No satisfecho, ordenó la construcción de una Gran Muralla,
pero el Emperador quería la inmortalidad y decidió la
construcción de un ejército de soldados de barro.
El Emperador miró hacia atrás y adelante, y como su poder
era indefinido, calculó que en 36 años estaría listo su
ejército de soldados de barro y para ello empleó 700 mil
artesanos –hoy los llamaríamos militantes- y así pudo
proteger su mausoleo. El historiador Sima Qian dijo que
allí había ríos de mercurio y que las ballestas se
disparaban automáticamente desde las ruedas para matar a
cualquier comentarista entrometido que se atreviese a
utilizar mecanismos que no fuesen de barro.

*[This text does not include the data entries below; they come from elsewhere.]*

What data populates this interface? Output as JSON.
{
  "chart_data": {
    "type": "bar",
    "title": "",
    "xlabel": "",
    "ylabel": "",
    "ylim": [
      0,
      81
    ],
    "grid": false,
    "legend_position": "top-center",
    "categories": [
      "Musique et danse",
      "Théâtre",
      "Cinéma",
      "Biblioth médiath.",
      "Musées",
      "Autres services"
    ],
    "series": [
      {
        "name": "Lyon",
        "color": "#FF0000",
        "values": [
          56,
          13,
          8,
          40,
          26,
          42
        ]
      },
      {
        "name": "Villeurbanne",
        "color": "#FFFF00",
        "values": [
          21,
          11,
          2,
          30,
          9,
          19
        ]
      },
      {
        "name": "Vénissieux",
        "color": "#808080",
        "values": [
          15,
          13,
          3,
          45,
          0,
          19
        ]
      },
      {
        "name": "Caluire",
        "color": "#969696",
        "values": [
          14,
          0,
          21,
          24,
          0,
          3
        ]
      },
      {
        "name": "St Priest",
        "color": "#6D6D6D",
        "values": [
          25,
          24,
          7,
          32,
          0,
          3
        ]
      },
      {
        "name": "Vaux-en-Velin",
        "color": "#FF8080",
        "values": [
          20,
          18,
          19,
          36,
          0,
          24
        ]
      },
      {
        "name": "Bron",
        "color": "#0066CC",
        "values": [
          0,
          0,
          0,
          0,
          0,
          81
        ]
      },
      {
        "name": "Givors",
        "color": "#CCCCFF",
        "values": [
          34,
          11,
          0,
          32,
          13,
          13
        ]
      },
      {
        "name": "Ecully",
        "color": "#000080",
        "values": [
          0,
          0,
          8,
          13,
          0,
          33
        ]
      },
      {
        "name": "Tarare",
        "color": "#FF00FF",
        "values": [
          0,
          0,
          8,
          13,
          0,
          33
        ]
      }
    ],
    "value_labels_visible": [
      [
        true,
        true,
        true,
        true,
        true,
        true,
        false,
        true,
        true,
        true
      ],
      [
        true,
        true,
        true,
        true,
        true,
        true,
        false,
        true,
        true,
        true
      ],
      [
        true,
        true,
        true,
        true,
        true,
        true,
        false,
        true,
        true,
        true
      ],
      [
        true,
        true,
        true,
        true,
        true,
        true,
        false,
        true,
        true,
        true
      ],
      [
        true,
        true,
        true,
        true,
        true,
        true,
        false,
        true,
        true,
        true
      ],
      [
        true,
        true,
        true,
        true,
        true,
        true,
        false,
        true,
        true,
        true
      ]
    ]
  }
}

El Emperador se llamaba Qin Shi Huang y sus Soldados de
Terracota peregrinan hoy los museos, de ellos se hacen
falsas copias y dentro de su perfección marcial siguen
siendo de barro y sólo haber estado enterrados les ha
permitido ser desenterrados.
Los soldados de barro son anónimos. Dentro de la
perfección de sus rasgos, dentro de su papel definido de
cuidar en el después, los soldados de barro no recibieron
un nombre. Recibieron rasgos, pero nadie puede saber hoy
como se llamaba cada uno, ni siquiera el rango que tenían,
ni siquiera si habían sido ascendidos por las agujetas
rojas colocadas en sus pies.
Qin Shi Huang cumplió su deseo de tener un ejército de
soldados de barro. Si un campesino chino no los hubiese
descubierto por casualidad los soldados de barro estarían
aún en la ignominia del desconocimiento de los hombres que
hoy asisten a verlos, a mirarlos, a escudriñar aquel
ejército de fantasmas de barro. Quizás el campesino chino
araba con un instrumento rudimentario tirado por bueyes,
quizás hurgaba con las manos de carne y hueso en la dura
tierra con un sueño impelido por el sol de conseguir una
salida, una solución, de hacerse protagonista de un
momento estelar. El campesino chino que descubrió los
soldados de barro no sabía, porque este vino después, de
un general romano llamado Cincinatto que araba en los
largos predios del Lazio y tomaba el poder para salvar a
Roma y lo devolvía con tanta prontitud que los padres de
la nación norteamericana lo tomaron como modelo y en su
honor bautizaron la ciudad llama Cincinnati, con la
derivación “i” con que se hace el plural italiano, para
decir que aquel general no comandaba soldados de barro,
sino que era el desprendimiento del poder, el sentido del
deber cumplido y el abandono de las opulencias del mando y
que, por lo tanto, merecía que hubiesen muchos Cincinattos
(Cincinatti), que no se dedicaran a hacerse de un ejército
de soldados de barro.
Los de Cincinatto eran de carne y hueso, los oficiales
medios, los curtidos combatientes de las Legiones, los que
se reían del odio que los generales tenían a Cincinatto
por su desprendimiento. Los Soldados de Terracota de Qin
Shi Huang jamás combatieron, a no ser ahora con los
copistas que hacen reproducciones para llenar sus museos
de imitaciones y falsedades. No mezclo el pasado imperial
chino con las hazañas de un comandante romano. Son
historias separadas, pero hoy el barro y la dignidad salen
a mi memoria por caprichos de escritor empecinado.